Regression is when you have a bunch of input-output pairs and you are trying to find out an approximate mathematical relationship (i.e. equation, i.e. function) between your inputs and your outputs. In other words, you are trying to find a function given a bunch of input-output pairs for that funciton. In yet other words, you want to find the function that “best fits” your input-output pairs.

The general approach is like so: You start by guessing what type of a generic relationship might exist (linear, polynomial, etc), but you don’t have to know the specific parameters of that equation (i.e. the coeffecients of the linear combination, etc). You want to find parameters of your equation, such that that specific equation “fits” your input-output pairs the best. Note, that you will only find a specific version of your generic equation that best fits the data. Your only looking at how different version of your generic equation performs on the data, so you are not looking at other generic equations at all. There may be other equations that fit your data even better. You are starting with a bias (the picked generic equation).

There are several different ways of quantifying “best fit”. A straight forward way is by looking at each of your input-output pairs, and see the difference between your actual output, and the output as predicted by the specific equation (i.e. equation with specific set of parameters). The specific equation that results in the least difference between the actual and predicated values, is the “best fit” one.
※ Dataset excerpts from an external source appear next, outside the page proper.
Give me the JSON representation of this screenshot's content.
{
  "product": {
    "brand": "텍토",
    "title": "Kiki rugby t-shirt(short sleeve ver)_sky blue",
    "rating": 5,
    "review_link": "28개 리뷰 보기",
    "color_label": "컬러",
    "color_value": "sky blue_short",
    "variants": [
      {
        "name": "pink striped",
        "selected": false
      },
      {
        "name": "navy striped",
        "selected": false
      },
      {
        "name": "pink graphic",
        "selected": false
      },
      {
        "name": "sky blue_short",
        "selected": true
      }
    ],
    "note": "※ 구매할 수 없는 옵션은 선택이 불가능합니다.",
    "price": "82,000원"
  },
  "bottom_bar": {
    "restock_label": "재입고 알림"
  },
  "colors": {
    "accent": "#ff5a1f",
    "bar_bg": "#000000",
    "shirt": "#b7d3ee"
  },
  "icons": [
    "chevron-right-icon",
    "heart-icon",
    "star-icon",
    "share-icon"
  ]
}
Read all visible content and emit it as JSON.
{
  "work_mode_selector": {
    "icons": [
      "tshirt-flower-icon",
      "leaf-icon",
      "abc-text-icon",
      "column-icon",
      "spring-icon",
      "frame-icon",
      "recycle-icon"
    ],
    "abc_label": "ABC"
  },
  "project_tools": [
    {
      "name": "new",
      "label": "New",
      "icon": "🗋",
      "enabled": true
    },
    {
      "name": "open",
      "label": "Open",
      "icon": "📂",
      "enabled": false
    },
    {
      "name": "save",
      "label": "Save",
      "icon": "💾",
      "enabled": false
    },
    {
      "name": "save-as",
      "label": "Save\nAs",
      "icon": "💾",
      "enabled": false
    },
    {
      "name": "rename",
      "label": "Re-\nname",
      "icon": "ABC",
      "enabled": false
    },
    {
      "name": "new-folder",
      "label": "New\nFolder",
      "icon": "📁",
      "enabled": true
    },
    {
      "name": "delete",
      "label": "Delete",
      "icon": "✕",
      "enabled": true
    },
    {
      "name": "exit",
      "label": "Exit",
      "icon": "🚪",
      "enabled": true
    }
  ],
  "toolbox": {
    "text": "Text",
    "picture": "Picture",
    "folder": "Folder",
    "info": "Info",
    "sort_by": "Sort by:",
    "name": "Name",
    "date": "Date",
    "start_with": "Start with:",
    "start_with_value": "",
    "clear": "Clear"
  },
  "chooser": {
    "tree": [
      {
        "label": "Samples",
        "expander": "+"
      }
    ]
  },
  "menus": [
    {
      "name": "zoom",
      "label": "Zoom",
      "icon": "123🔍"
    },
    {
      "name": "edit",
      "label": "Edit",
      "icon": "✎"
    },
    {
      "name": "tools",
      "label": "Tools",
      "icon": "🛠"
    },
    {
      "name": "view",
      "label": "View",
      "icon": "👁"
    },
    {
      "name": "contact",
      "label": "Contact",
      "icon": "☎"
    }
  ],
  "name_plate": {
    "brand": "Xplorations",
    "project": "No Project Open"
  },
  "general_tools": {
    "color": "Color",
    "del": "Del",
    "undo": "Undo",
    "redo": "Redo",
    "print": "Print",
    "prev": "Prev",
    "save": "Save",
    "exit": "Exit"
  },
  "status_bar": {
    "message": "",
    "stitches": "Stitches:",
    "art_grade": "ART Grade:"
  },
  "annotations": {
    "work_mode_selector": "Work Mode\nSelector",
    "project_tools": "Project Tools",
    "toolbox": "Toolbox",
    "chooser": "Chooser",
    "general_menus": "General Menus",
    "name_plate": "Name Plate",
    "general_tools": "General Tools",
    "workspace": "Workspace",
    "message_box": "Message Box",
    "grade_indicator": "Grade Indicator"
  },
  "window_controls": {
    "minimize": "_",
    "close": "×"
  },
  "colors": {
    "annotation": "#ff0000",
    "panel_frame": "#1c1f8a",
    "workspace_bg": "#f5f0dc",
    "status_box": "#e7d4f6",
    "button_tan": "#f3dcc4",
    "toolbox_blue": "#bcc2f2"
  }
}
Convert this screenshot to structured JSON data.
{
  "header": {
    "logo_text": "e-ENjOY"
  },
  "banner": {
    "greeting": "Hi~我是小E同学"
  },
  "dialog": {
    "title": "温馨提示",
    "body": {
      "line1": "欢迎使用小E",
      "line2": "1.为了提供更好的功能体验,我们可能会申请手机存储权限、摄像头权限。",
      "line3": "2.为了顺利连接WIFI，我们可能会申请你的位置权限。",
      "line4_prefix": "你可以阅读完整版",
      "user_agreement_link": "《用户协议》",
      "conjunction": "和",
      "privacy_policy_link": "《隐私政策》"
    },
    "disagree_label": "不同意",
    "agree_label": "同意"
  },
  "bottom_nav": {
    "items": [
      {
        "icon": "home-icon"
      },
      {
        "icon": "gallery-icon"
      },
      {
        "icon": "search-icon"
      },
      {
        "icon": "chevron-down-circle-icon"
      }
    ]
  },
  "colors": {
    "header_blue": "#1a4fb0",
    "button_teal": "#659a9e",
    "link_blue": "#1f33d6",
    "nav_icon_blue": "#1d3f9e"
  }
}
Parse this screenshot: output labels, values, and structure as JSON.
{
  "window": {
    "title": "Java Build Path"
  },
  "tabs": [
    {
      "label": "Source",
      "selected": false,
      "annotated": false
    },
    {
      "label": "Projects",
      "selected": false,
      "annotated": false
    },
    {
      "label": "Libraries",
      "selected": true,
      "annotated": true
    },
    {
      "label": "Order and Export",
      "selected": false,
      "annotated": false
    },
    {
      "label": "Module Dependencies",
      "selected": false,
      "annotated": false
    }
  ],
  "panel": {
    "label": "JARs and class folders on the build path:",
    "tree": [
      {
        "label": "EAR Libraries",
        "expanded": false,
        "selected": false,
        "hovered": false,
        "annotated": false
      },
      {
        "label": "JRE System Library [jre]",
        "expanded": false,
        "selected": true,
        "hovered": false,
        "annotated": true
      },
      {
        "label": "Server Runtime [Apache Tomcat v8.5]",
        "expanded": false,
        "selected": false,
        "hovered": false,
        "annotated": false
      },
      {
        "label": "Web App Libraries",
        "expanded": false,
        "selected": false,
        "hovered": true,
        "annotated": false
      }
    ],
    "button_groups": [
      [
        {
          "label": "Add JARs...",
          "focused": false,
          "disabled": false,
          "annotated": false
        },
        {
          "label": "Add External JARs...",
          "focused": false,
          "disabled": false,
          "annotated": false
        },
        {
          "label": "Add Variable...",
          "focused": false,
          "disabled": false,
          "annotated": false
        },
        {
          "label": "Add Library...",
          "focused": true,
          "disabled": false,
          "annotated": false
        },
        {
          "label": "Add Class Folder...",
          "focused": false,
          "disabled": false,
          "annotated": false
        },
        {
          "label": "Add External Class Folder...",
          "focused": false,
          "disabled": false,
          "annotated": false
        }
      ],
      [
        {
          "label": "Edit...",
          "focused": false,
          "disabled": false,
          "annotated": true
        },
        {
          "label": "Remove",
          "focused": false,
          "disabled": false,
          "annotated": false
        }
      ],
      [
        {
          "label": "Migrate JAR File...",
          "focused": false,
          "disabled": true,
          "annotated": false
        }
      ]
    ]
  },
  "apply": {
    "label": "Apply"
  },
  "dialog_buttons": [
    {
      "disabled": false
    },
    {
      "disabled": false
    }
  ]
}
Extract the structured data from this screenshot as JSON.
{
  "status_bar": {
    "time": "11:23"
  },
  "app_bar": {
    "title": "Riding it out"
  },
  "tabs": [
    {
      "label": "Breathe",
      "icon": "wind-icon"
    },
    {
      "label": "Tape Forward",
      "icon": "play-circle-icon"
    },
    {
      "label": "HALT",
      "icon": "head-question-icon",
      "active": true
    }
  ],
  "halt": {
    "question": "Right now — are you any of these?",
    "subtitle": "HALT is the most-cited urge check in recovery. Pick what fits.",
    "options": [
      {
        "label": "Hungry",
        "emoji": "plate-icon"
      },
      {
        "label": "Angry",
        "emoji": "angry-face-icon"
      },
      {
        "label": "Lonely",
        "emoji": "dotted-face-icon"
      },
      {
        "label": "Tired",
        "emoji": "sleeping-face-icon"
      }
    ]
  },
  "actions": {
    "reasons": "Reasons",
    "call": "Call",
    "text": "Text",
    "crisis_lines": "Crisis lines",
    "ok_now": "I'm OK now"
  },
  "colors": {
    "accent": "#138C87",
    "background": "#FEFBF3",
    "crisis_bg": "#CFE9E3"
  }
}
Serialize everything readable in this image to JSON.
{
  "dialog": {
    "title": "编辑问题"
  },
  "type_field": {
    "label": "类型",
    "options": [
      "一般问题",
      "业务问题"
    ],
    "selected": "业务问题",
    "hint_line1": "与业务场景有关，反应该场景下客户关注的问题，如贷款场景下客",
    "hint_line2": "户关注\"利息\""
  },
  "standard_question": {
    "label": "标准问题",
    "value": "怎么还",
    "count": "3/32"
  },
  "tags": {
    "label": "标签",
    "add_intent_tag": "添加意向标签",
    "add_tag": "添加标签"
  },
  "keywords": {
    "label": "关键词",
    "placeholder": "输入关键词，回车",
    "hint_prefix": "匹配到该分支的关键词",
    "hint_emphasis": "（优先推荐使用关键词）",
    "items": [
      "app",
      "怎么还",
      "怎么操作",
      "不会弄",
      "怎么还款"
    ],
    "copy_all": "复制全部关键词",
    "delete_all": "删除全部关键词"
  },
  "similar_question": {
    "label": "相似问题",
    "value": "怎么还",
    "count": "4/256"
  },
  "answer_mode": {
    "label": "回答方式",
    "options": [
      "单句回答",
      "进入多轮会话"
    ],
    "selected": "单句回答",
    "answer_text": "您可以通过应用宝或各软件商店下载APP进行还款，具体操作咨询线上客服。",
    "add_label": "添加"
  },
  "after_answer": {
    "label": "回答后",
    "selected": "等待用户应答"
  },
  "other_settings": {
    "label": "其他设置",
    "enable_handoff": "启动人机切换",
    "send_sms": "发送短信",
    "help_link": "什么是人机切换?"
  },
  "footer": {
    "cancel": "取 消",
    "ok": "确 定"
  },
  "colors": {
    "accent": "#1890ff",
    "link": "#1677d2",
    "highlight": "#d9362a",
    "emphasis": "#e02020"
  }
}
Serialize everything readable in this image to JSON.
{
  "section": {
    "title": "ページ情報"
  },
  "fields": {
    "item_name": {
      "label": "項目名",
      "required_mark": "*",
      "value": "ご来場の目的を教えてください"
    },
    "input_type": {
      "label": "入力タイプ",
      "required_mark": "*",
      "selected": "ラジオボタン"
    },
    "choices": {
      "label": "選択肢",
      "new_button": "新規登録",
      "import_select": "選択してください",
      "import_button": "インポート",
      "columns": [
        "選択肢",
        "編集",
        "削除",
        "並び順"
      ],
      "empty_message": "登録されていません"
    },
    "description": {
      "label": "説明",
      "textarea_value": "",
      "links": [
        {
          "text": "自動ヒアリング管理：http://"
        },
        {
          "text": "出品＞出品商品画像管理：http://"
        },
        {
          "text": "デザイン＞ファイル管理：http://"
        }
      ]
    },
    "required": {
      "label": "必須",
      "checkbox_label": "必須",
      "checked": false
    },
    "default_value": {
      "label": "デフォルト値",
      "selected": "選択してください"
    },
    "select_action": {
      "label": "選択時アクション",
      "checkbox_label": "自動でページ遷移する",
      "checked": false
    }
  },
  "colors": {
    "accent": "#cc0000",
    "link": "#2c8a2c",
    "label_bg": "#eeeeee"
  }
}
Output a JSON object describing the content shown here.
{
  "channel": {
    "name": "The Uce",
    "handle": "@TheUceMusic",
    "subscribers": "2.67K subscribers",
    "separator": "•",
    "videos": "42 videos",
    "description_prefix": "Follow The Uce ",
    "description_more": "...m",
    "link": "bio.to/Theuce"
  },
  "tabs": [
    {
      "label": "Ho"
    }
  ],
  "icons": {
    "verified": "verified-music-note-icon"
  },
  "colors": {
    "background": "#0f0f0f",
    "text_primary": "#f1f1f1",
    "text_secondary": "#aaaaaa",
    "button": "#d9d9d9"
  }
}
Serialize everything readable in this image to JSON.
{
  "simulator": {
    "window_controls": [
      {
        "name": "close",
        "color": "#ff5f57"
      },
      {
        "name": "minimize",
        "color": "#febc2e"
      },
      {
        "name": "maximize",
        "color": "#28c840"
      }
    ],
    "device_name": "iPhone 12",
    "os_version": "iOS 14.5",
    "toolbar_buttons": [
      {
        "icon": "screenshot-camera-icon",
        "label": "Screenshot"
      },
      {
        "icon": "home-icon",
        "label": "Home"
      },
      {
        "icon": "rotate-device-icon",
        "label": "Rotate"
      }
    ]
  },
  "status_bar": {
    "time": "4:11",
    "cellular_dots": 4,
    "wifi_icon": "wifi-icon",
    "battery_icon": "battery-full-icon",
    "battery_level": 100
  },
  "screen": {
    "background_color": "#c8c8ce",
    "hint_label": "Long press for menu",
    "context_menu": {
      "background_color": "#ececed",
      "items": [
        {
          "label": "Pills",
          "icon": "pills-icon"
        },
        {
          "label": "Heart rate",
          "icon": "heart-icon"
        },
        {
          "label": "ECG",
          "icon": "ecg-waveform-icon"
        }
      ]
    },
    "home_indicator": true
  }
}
This boils down to an optimization problem. Given a generic equation, you want to find the parameters (i.e. coeffecients) of the equation that will maximize some definition of “best fit” (or minimize some definition of “worst fit”). If your criteria for best fit is the one with the least differences between the actual and predicted outputs, you essentially want to minimize a summation (the sum of the differences between your actual and predicted outputs).

You know that you can use gradient descent to minimize a function, but if you have a ton of data (i.e. ton of input-output pairs), it can be expensive becuase you will have to do N subtractions (subtract each actual output from the predicted output). Instead, each iteration of gradient descent, you just randomly pick one of your data points, and do a subtraction just for that. The idea is, that over many iterations, you will likely pick very different data, thus you will get descent results. This modified version of gradient descent is called stochastic gradient descent because you are randomly picking a data point each time to process (instead of processing every data point each iteration).


A common way to define best fits is by taking the difference of your actual and predicted output, and then squaring it. The squaring does two things:

  1. larger differences are punished more.
  2. makes all differences positive

The parameters that result in the smallest sum of differences squared is considered the “best fit”. So you want to find parameters of your equation that minimize the sum of differences squared.